M. du Bellay had lost nothing of the conversation; it was held too near him, and was too openly hostile for him to feign not to remark it. Finding himself recognized, and neither being able to reply to a positive interrogation nor to keep silence, he measured in his turn, very coolly, and without permitting the least indication of emotion or anger to appear, the face and form of his adversary.

“Sir;” he exclaimed, regarding him steadily, “who are you, and by what right do you call me to account? If it is your curiosity that impels you, it will not be gratified; if, on the contrary, you dare seek to insult me, you should know I will not suffer it. Answer me!”

“The best you can make of it will be worth nothing,” replied, with a loud burst of laughter, a Genoese merchant who did not recognize the ambassador, as he sat by the men who directed the boat. “Forget your quarrel, gentlemen, and, instead of disputing, come look at this beautiful vessel we are just going to pass. See, she is getting ready to sail. A fine ship-load!—a set of adventurers who go to try their fortunes in the new world discovered by one of my countrymen,” he added with an air of intense satisfaction.

“Poor Columbus!” replied one of the citizens, “he experienced throughout his life that glory does not give happiness, and envy and ingratitude united together to crush his genius. Do you not believe, if he could have foreseen the cruelties Hernando Cortez and Pizarro exercised toward the people whom he discovered, he would have preferred leaving the secret of their existence buried for ever in the bosom of the stormy sea that bore him to Europe, rather than to have announced there the success of his voyage?”

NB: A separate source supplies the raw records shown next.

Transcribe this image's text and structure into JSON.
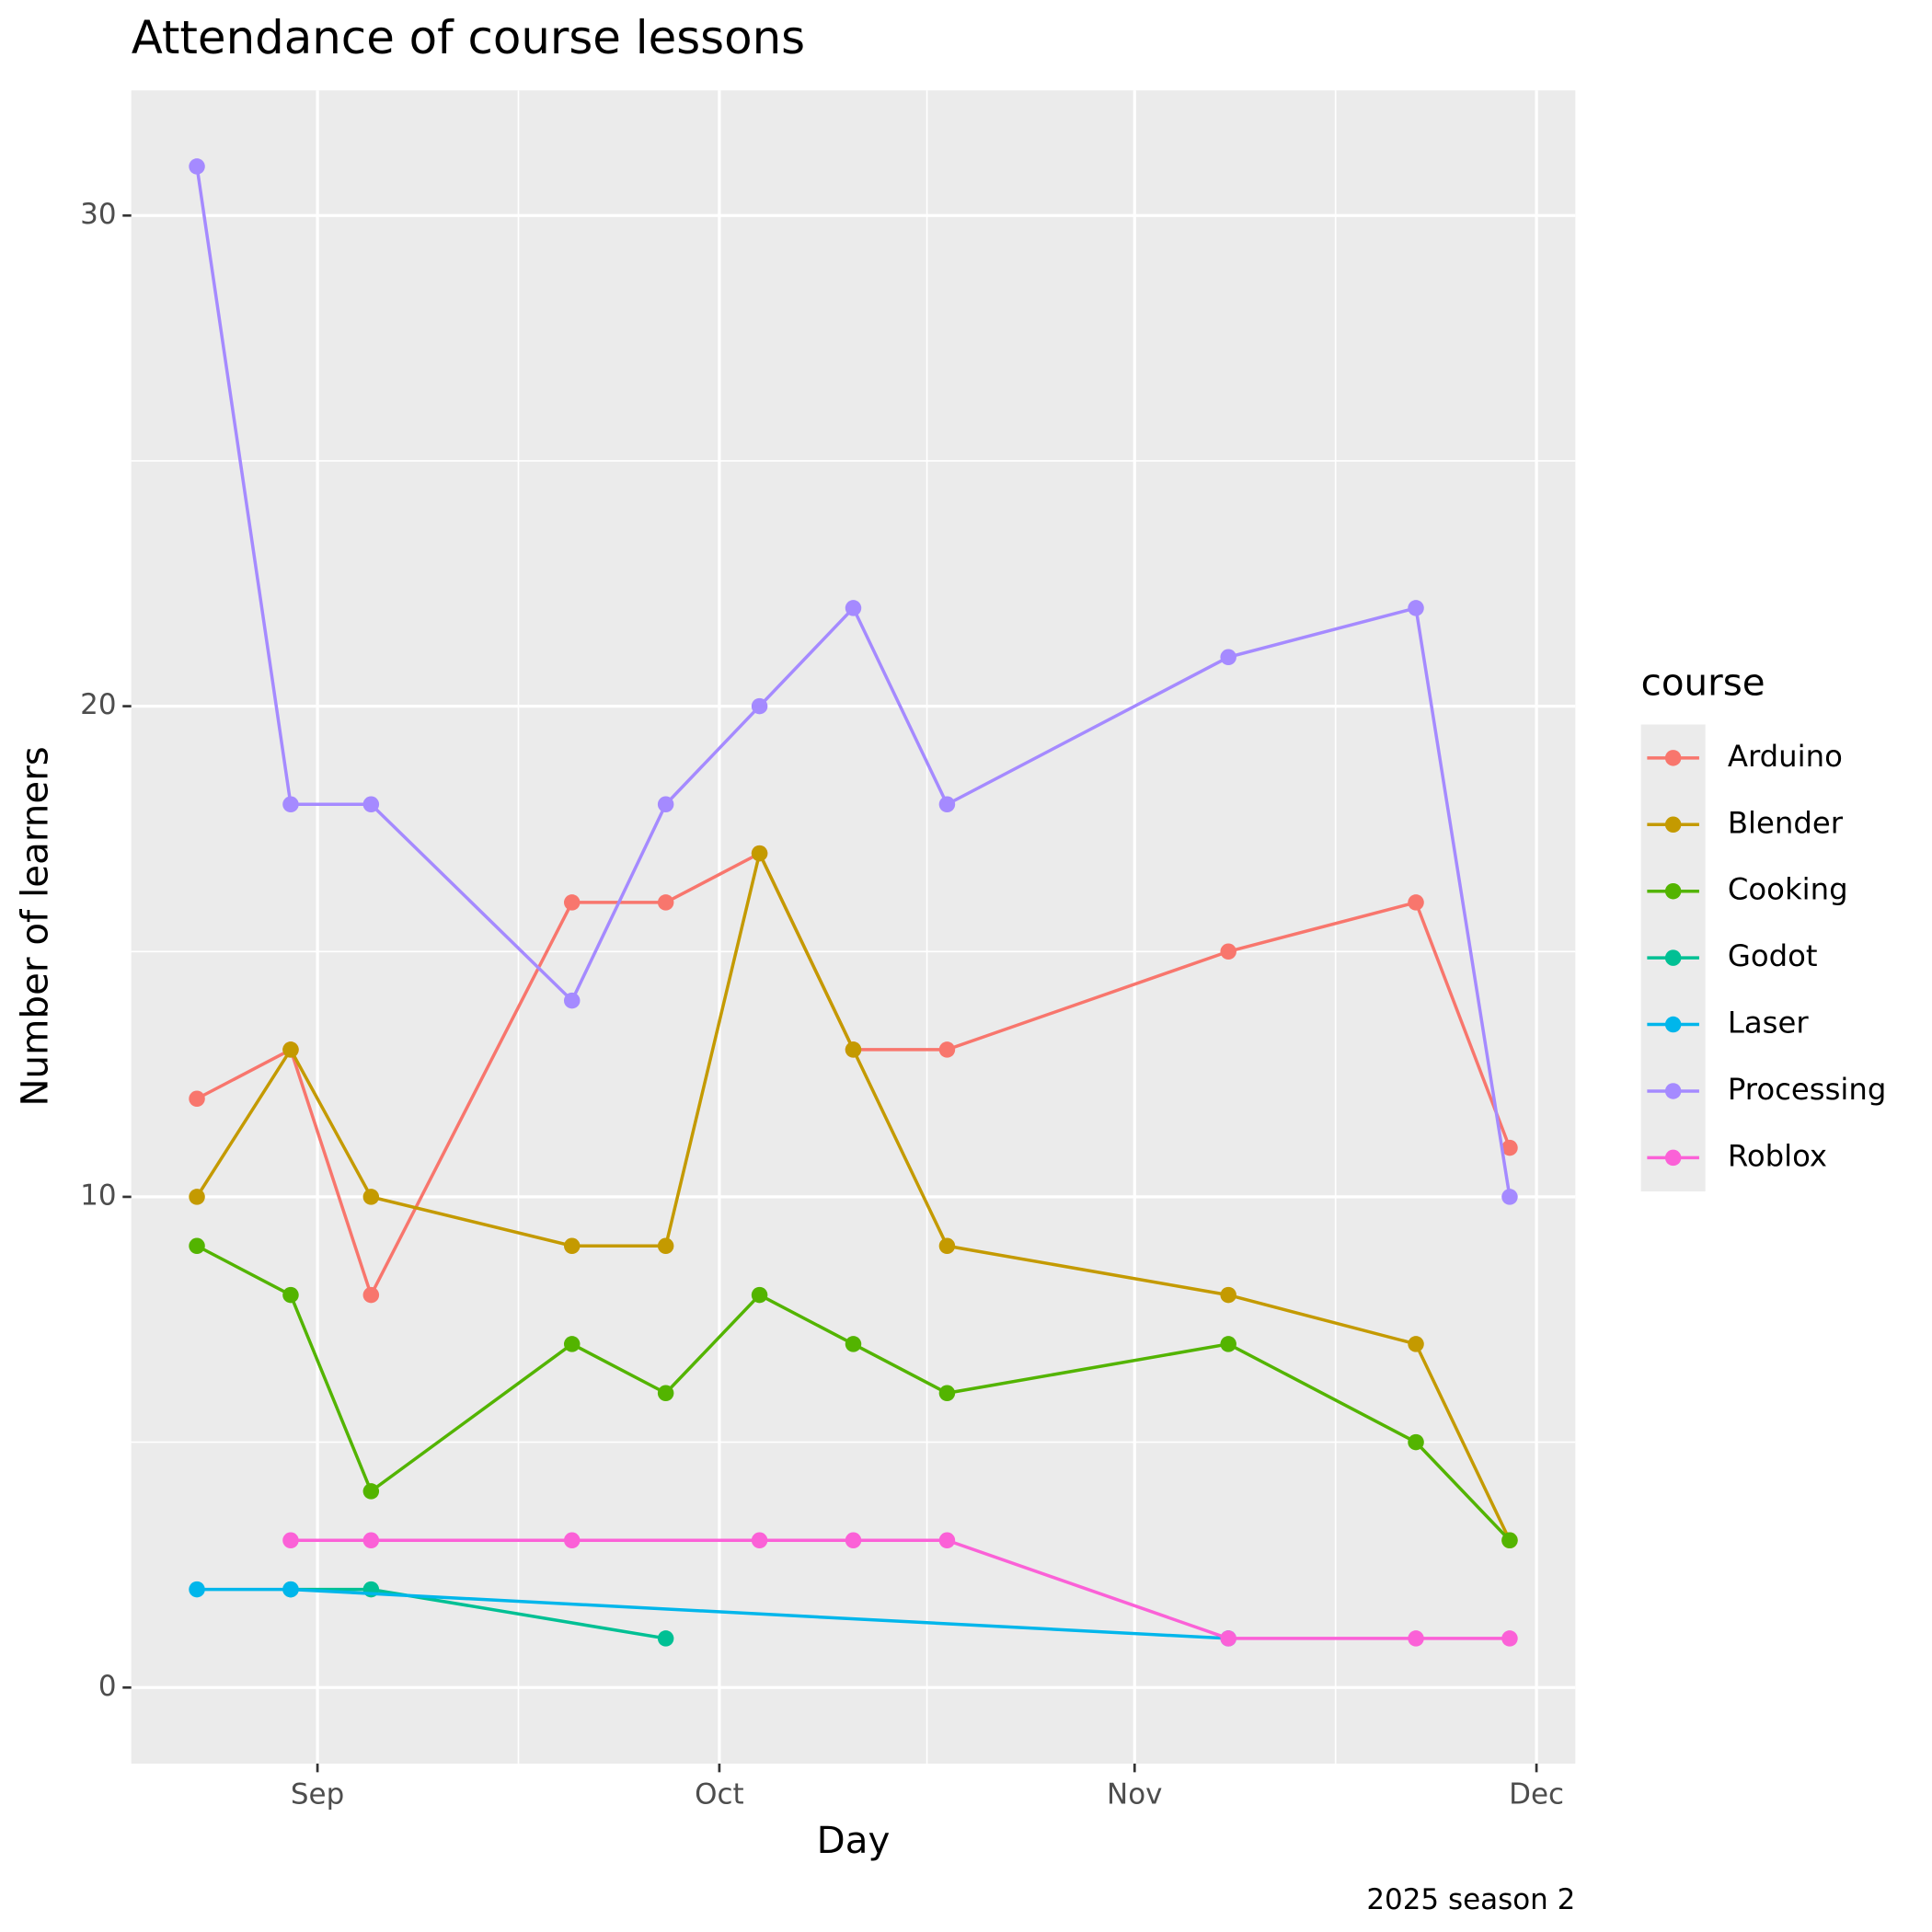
{
  "chart_data": {
    "type": "line",
    "title": "Attendance of course lessons",
    "x_label": "Day",
    "y_label": "Number of learners",
    "caption": "2025 season 2",
    "legend_title": "course",
    "legend_position": "right",
    "grid": true,
    "xlim": [
      230.1,
      337.9
    ],
    "xticks": [
      {
        "value": 244,
        "label": "Sep"
      },
      {
        "value": 274,
        "label": "Oct"
      },
      {
        "value": 305,
        "label": "Nov"
      },
      {
        "value": 335,
        "label": "Dec"
      }
    ],
    "minor_xticks": [
      259,
      289.5,
      320
    ],
    "ylim": [
      -1.55,
      32.55
    ],
    "yticks": [
      0,
      10,
      20,
      30
    ],
    "minor_yticks": [
      5,
      15,
      25
    ],
    "series": [
      {
        "name": "Arduino",
        "color": "#F8766D",
        "x": [
          235,
          242,
          248,
          263,
          270,
          277,
          284,
          291,
          312,
          326,
          333
        ],
        "values": [
          12,
          13,
          8,
          16,
          16,
          17,
          13,
          13,
          15,
          16,
          11
        ]
      },
      {
        "name": "Blender",
        "color": "#C49A00",
        "x": [
          235,
          242,
          248,
          263,
          270,
          277,
          284,
          291,
          312,
          326,
          333
        ],
        "values": [
          10,
          13,
          10,
          9,
          9,
          17,
          13,
          9,
          8,
          7,
          3
        ]
      },
      {
        "name": "Cooking",
        "color": "#53B400",
        "x": [
          235,
          242,
          248,
          263,
          270,
          277,
          284,
          291,
          312,
          326,
          333
        ],
        "values": [
          9,
          8,
          4,
          7,
          6,
          8,
          7,
          6,
          7,
          5,
          3
        ]
      },
      {
        "name": "Godot",
        "color": "#00C094",
        "x": [
          242,
          248,
          270
        ],
        "values": [
          2,
          2,
          1
        ]
      },
      {
        "name": "Laser",
        "color": "#00B6EB",
        "x": [
          235,
          242,
          312
        ],
        "values": [
          2,
          2,
          1
        ]
      },
      {
        "name": "Processing",
        "color": "#A58AFF",
        "x": [
          235,
          242,
          248,
          263,
          270,
          277,
          284,
          291,
          312,
          326,
          333
        ],
        "values": [
          31,
          18,
          18,
          14,
          18,
          20,
          22,
          18,
          21,
          22,
          10
        ]
      },
      {
        "name": "Roblox",
        "color": "#FB61D7",
        "x": [
          242,
          248,
          263,
          277,
          284,
          291,
          312,
          326,
          333
        ],
        "values": [
          3,
          3,
          3,
          3,
          3,
          3,
          1,
          1,
          1
        ]
      }
    ]
  }
}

“I believe it,” said Wrilliot, “his soul was so beautiful! He loved humanity.”

“Christopher Columbus!” exclaimed young William, full of youthful enthusiasm and admiration for a man whose home was the ocean. “I cannot hear his name pronounced without emotion! I always imagine I see him in that old convent of Salamanca, before those learned professors and erudite monks assembled to listen to a project which in their opinion was as rash as it was foolish.

“‘How do you suppose,’ said they, ‘that your vessel will ever reach the extremity of the Indies, since you pretend that the earth is round? You would never be able to return; for what amount of wind do you imagine it would require to enable your ship to remount the liquid mountain which it had so easily descended? And do you forget that no creature can live under the scorching atmosphere of the torrid zone?’

“Columbus refuted their arguments; but these doctors still insisted, nor hesitated to openly demand of him how he could be so presumptuous as to believe, if the thing had been as he said, it could have remained undiscovered by so many illustrious men, born before him, and who had attained the highest degree of learning, while for him alone should have been reserved the development of this grand idea.”